“If You, LORD, should mark iniquities, O Lord, who could stand? But there is forgiveness with You, that You may be feared.” (Psalm 130:3-4)
I’ve been reading through the Psalms lately, and Psalm 130:4 particularly struck me. I was quite surprised at the psalmist’s assertion that being forgiven by God would lead to the fear of the Lord. Of course, my next realization was that my response to this passage was a good indication that I had forgotten what forgiveness truly is.
I think that we, in this society, tend to define forgiveness as a very mamby-pamby, sappy sentimental act. To us, forgiveness means being let off the hook. Forgiveness means the person we offended is too nice to exact revenge upon us. Forgiveness means we’ll just sweep that wrongdoing under the rug and pretend like it never happened. It’s another skeleton to be locked safely away in the closet, along with all our others that the world can never know about.
But God’s forgiveness is of an altogether different sort. Sin is a horrendously grevious offense against an infinitely holy, powerful God. Every single one of us deserved hell for our rebellious, ingrateful conduct towards the Lord. God’s justice demanded that this could not be swept under the rug. This could not be dismissed as “one of those goofy things that humans do”. Sin is an insidious, cancerous evil that could not be left unchecked.

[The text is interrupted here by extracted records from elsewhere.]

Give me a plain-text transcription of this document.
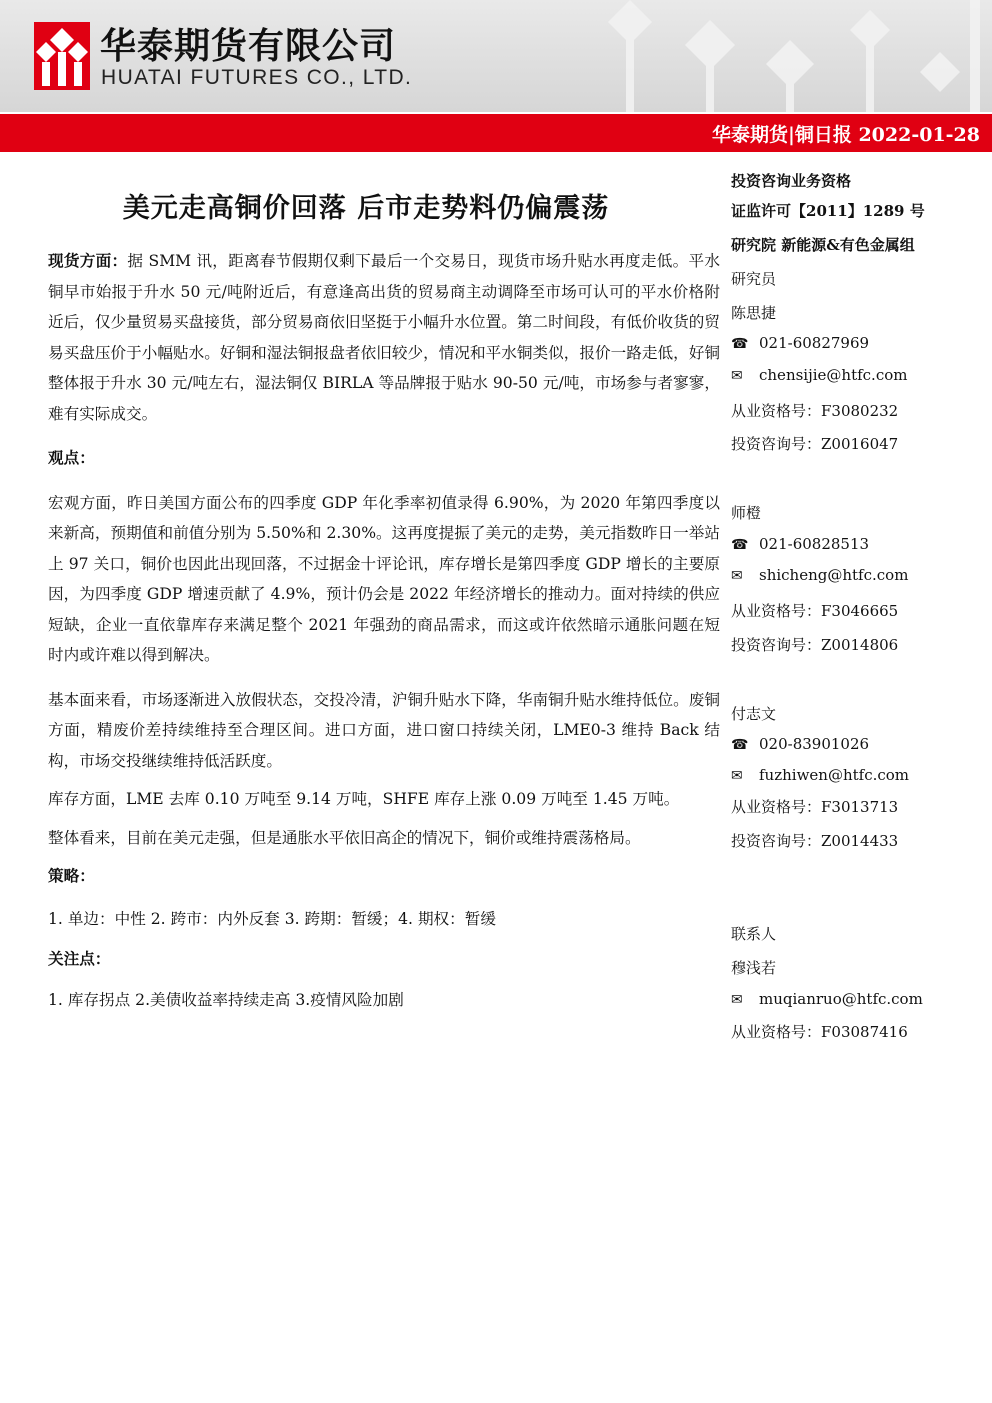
华泰期货有限公司
HUATAI FUTURES CO., LTD.
华泰期货|铜日报 2022-01-28
美元走高铜价回落 后市走势料仍偏震荡

现货方面：据 SMM 讯，距离春节假期仅剩下最后一个交易日，现货市场升贴水再度走低。平水铜早市始报于升水 50 元/吨附近后，有意逢高出货的贸易商主动调降至市场可认可的平水价格附近后，仅少量贸易买盘接货，部分贸易商依旧坚挺于小幅升水位置。第二时间段，有低价收货的贸易买盘压价于小幅贴水。好铜和湿法铜报盘者依旧较少，情况和平水铜类似，报价一路走低，好铜整体报于升水 30 元/吨左右，湿法铜仅 BIRLA 等品牌报于贴水 90-50 元/吨，市场参与者寥寥，难有实际成交。

观点：

宏观方面，昨日美国方面公布的四季度 GDP 年化季率初值录得 6.90%，为 2020 年第四季度以来新高，预期值和前值分别为 5.50%和 2.30%。这再度提振了美元的走势，美元指数昨日一举站上 97 关口，铜价也因此出现回落，不过据金十评论讯，库存增长是第四季度 GDP 增长的主要原因，为四季度 GDP 增速贡献了 4.9%，预计仍会是 2022 年经济增长的推动力。面对持续的供应短缺，企业一直依靠库存来满足整个 2021 年强劲的商品需求，而这或许依然暗示通胀问题在短时内或许难以得到解决。

基本面来看，市场逐渐进入放假状态，交投冷清，沪铜升贴水下降，华南铜升贴水维持低位。废铜方面，精废价差持续维持至合理区间。进口方面，进口窗口持续关闭，LME0-3 维持 Back 结构，市场交投继续维持低活跃度。

库存方面，LME 去库 0.10 万吨至 9.14 万吨，SHFE 库存上涨 0.09 万吨至 1.45 万吨。

整体看来，目前在美元走强，但是通胀水平依旧高企的情况下，铜价或维持震荡格局。

策略：

1. 单边：中性 2. 跨市：内外反套 3. 跨期：暂缓；4. 期权：暂缓

关注点：

1. 库存拐点 2.美债收益率持续走高 3.疫情风险加剧

投资咨询业务资格
证监许可【2011】1289 号
研究院 新能源&有色金属组
研究员
陈思捷
☎ 021-60827969
✉ chensijie@htfc.com
从业资格号：F3080232
投资咨询号：Z0016047
师橙
☎ 021-60828513
✉ shicheng@htfc.com
从业资格号：F3046665
投资咨询号：Z0014806
付志文
☎ 020-83901026
✉ fuzhiwen@htfc.com
从业资格号：F3013713
投资咨询号：Z0014433
联系人
穆浅若
✉ muqianruo@htfc.com
从业资格号：F03087416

However, God is loving and merciful. His desire was that humanity should not be destroyed, but rather saved. His justice refused to turn a blind eye to our sin, but His mercy yearned to rescue us from our condition. And thus we have the Cross.
I love what Allen Hood said about the Cross: “It is as much a statement of God’s hatred for sin as it is His love of human beings.” Sin is a weighty, devastating matter — so much so that God was willing to crush His own Son to remedy it. The earth has yet to see such a profound act of God as was demonstrated on Calvary. The fullness of the wrath of God was poured upon Jesus, the Son of God made flesh. A sinless Man willingly shed His own blood for the sins of the world… not to ignore sin, but to cancel it entirely. Through the incomparable sacrifice of Christ, atonement has been made for us. This is what it means to be forgiven.
God is loving enough to forgive us; this should give us confidence. He is powerful enough to either spare us or give us over to destruction; this should inspire godly fear. We are under a glorious covenant where our sins are done away with (Heb 10:16-18); this should give us confidence. We are under a glorious covenant with Christ, the ultimate revelation of God, at the head; this should also fill us with godly fear of straying from grace (Heb 10:26-31).
The forgiveness of God is a tremendously powerful reality. It is the removal (not toleration) of our sins, accomplished through the crushing of the Son of God Himself. It is an infinitely powerful God who has extended undeserved grace to us at His own expense, and is calling us to a higher way of living.
Truly forgiveness is with God that He may be feared.